The project scope is the most novel piece here. A subagent's accumulated knowledge about your specific codebase gets committed alongside the code. New contributors (human or agent) inherit that institutional knowledge on their first session.
Three things change automatically:
- The subagent's system prompt gets instructions for reading and writing to the memory directory
- The first 200 lines of
MEMORY.mdin that directory are loaded into context at startup (same 200-line constraint as auto memory) - Read, Write, and Edit tools are auto-enabled so the agent can manage its memory files
The subagent then follows the same pattern: MEMORY.md as a concise index, topic files for detailed knowledge, on-demand reads when it needs more.

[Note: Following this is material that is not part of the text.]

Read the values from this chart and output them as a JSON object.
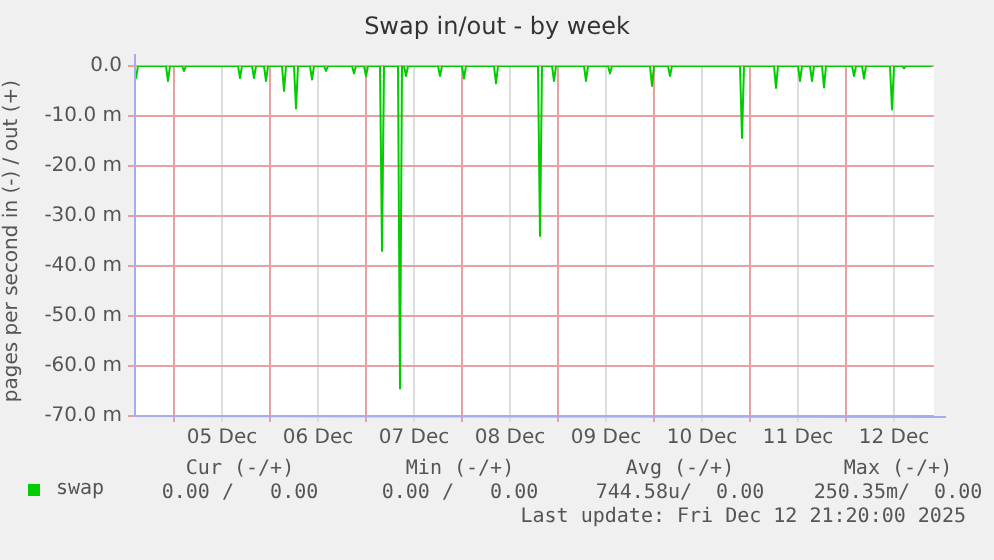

The agent will write something to memory by default, but the quality depends heavily on what you tell it to do. A few patterns worth trying:
Give the memory structure. Don't let the agent free-write into a junk drawer. Define sections in the system prompt:
---
name: code-reviewer
description: Reviews code for quality and best practices
memory: project
---
You are a code reviewer. Maintain your memory with these sections:
## MEMORY.md structure
- **Patterns**: Recurring code patterns and conventions in this codebase
- **Known Issues**: Tech debt and recurring problems
- **Architecture**: Key decisions and their rationale
- **Style**: Codebase-specific style beyond what linting catches
Move detailed notes into topic files. Keep MEMORY.md as an index under 200 lines.Ask it to check memory before starting work: "Review this PR, and check your memory for patterns you've seen before."
Ask it to update memory after finishing: "Now that you're done, save what you learned to your memory."
Over time, the loop compounds. The agent gets better at reviewing this specific codebase because it's building up a knowledge base from every review it does.
| Auto Memory | Subagent Memory | |
|---|---|---|
| Who writes it | Main Claude session | Individual subagents |
| Scope options | Per-project, user-scoped only | user, project, or local |
| Storage root | ~/.claude/projects/<project>/memory/ |
Varies by scope |
| Startup loading | First 200 lines of MEMORY.md | First 200 lines of MEMORY.md |
| Topic files | On-demand | On-demand |
| Git-committable | No | Yes (project scope) |
| Control mechanism | CLAUDE_CODE_DISABLE_AUTO_MEMORY env var |
memory frontmatter key per agent |
| Curation | Agent self-curates | Agent self-curates |
Same architecture, different scoping. The biggest difference: subagent memory can be committed to version control and shared with your team. Auto memory stays local to you.
The 200-line curation constraint is the part I'm most curious about. The agent has to decide what's worth keeping — and there's no built-in quality control beyond the system prompt you write. Over enough sessions, does MEMORY.md stay sharp or does it drift toward noise?
The project-scoped subagent memory is the feature with the most potential. When agents are learning about your codebase and committing those learnings alongside the code, you get a flywheel: better context → better agent work → better learnings → better context. But you also get a new kind of code review: is the agent's memory accurate? Is it drifting? Are different team members' agents converging on the same insights, or diverging in ways that signal gaps in your documentation?
That's the piece I want to explore next — what tooling could sit on top of these primitives to close the loop between agent memory and project-level knowledge.